Jünger and a few others from his regiment are sent to Recouvrence, another French town, for a training course. Here, in a reprieve from the war, Jünger and his fellow soldiers revert to their school-boy ways, drinking and carousing late each evening: “When the various units trickled back from their respective watering-holes in the early hours, the little chalk village houses were treated to the unfamiliar sight of student high jinks” (16-17).

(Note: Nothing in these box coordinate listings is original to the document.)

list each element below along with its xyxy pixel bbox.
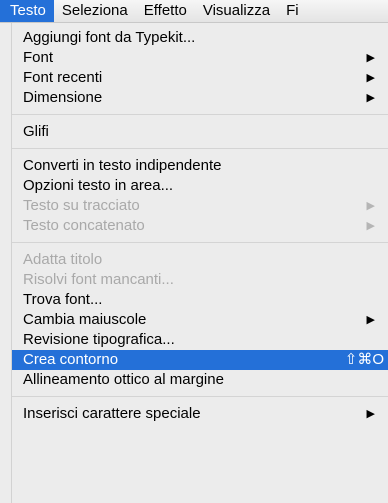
menu-item-allineamento-ottico-al-margine[interactable]: Allineamento ottico al margine xyxy=(12,370,388,390)
menu-item-label: Revisione tipografica... xyxy=(23,331,175,348)
menu-item-label: Trova font... xyxy=(23,291,103,308)
submenu-arrow-icon: ▶ xyxy=(366,52,375,64)
menu-item-converti-in-testo-indipendente[interactable]: Converti in testo indipendente xyxy=(12,156,388,176)
menu-item-label: Testo su tracciato xyxy=(23,197,140,214)
menu-item-label: Font recenti xyxy=(23,69,103,86)
menu-item-label: Adatta titolo xyxy=(23,251,103,268)
menu-item-label: Dimensione xyxy=(23,89,103,106)
menu-item-label: Opzioni testo in area... xyxy=(23,177,174,194)
menu-item-testo-su-tracciato[interactable]: Testo su tracciato ▶ xyxy=(12,196,388,216)
menu-item-aggiungi-font-da-typekit[interactable]: Aggiungi font da Typekit... xyxy=(12,28,388,48)
submenu-arrow-icon: ▶ xyxy=(366,72,375,84)
menu-item-glifi[interactable]: Glifi xyxy=(12,122,388,142)
menu-separator xyxy=(12,242,388,243)
menu-item-label: Risolvi font mancanti... xyxy=(23,271,174,288)
menu-item-dimensione[interactable]: Dimensione ▶ xyxy=(12,88,388,108)
menu-item-inserisci-carattere-speciale[interactable]: Inserisci carattere speciale ▶ xyxy=(12,404,388,424)
keyboard-shortcut: ⇧⌘O xyxy=(344,351,384,368)
text-dropdown-menu: Aggiungi font da Typekit... Font ▶ Font rec… xyxy=(11,23,388,503)
menu-separator xyxy=(12,148,388,149)
menu-item-label: Allineamento ottico al margine xyxy=(23,371,224,388)
menu-item-font-recenti[interactable]: Font recenti ▶ xyxy=(12,68,388,88)
submenu-arrow-icon: ▶ xyxy=(366,408,375,420)
menu-item-crea-contorno[interactable]: Crea contorno ⇧⌘O xyxy=(12,350,388,370)
submenu-arrow-icon: ▶ xyxy=(366,314,375,326)
menubar-item-testo[interactable]: Testo xyxy=(0,0,54,22)
menubar-item-seleziona[interactable]: Seleziona xyxy=(54,0,136,22)
menu-item-cambia-maiuscole[interactable]: Cambia maiuscole ▶ xyxy=(12,310,388,330)
menubar-item-effetto[interactable]: Effetto xyxy=(136,0,195,22)
menubar-item-visualizza[interactable]: Visualizza xyxy=(195,0,278,22)
submenu-arrow-icon: ▶ xyxy=(366,200,375,212)
menu-item-label: Font xyxy=(23,49,54,66)
menu-item-revisione-tipografica[interactable]: Revisione tipografica... xyxy=(12,330,388,350)
submenu-arrow-icon: ▶ xyxy=(366,220,375,232)
menu-item-opzioni-testo-in-area[interactable]: Opzioni testo in area... xyxy=(12,176,388,196)
menu-item-font[interactable]: Font ▶ xyxy=(12,48,388,68)
menu-item-testo-concatenato[interactable]: Testo concatenato ▶ xyxy=(12,216,388,236)
menu-item-label: Converti in testo indipendente xyxy=(23,157,222,174)
menu-item-trova-font[interactable]: Trova font... xyxy=(12,290,388,310)
menu-item-risolvi-font-mancanti[interactable]: Risolvi font mancanti... xyxy=(12,270,388,290)
menu-item-label: Testo concatenato xyxy=(23,217,145,234)
menu-item-adatta-titolo[interactable]: Adatta titolo xyxy=(12,250,388,270)
menu-item-label: Aggiungi font da Typekit... xyxy=(23,29,196,46)
menu-bar: Testo Seleziona Effetto Visualizza Fi xyxy=(0,0,388,23)
menu-item-label: Crea contorno xyxy=(23,351,119,368)
submenu-arrow-icon: ▶ xyxy=(366,92,375,104)
menu-item-label: Inserisci carattere speciale xyxy=(23,405,201,422)
menu-separator xyxy=(12,114,388,115)
menubar-item-fi[interactable]: Fi xyxy=(278,0,307,22)
menu-item-label: Cambia maiuscole xyxy=(23,311,147,328)
menu-separator xyxy=(12,396,388,397)
menu-item-label: Glifi xyxy=(23,123,49,140)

In the afternoons and evenings they enjoy leisurely classes. Although Jünger makes several lasting friendships, he also fears losing his comrades to war: “In mid-February, we of the 73rd felt consternation to hear of heavy losses taken by the regiment at Perthes, and felt desperate to be so far from our comrades at the time” (18). In March, following an exam, Jünger is sent back to his unit, which is then shipped to Belgium. There the soldiers enjoy another small reprieve from the war:

Before long, all of us had struck up our various friendships and relationships, and on our afternoons off we could be seen striding through the countryside, making for this or that farmstead, to take a seat in a sparkling clean kitchen round one of the low stoves, on whose round tops a big pot of coffee was kept going (20).

In April, the regiment arrives in Prény. After 10 days in Prény, they march twenty miles to Hattonchâtel:“All indications were that we would be fighting in the morning” (22). Jünger has nightmares of a skull, to which a fellow soldier replies that he hopes it was a French skull.

Chapter 2 Analysis

The second chapter reads as a reprieve from the war. Jünger, because he was a student before volunteering, is chosen to go to a training course, where he and the other soldiers revert to pranks and heavy drinking. Jünger speaks of several friends he makes—Tebbe, the Steinforth brothers, Clement—but he also tells where each of them later dies, showing that even in the reprieve there will come a reckoning.

Jünger also mentions homesickness, yet he has not mentioned friends, family, or even where he is from. He says he hears of “heavy losses” (18) to his regiment and feels desperate to be with them. Later, Jünger says that near the French-German border, he and his fellow soldiers feel comfort simply crossing into Germany. Both of these instances show a loyalty and devotion to his regiment and to Germany. They show the type of nationality and pride that the German army carries with it.

In Belgium, his regiment receives a reprieve as well. But Jünger mentions men picking off lice, an ugliness in contrast with the countryside. Jünger is saying that the countryside of Belgium—a country under German control—is beautiful, but the Germans carry vermin with them. He also mentions that the civilian population invites them to dinner, will not allow them to pay for food, and constantly has coffee ready for them. Although Jünger says that the population is very friendly, what he is describing is that of how the conquered treat the conquerors.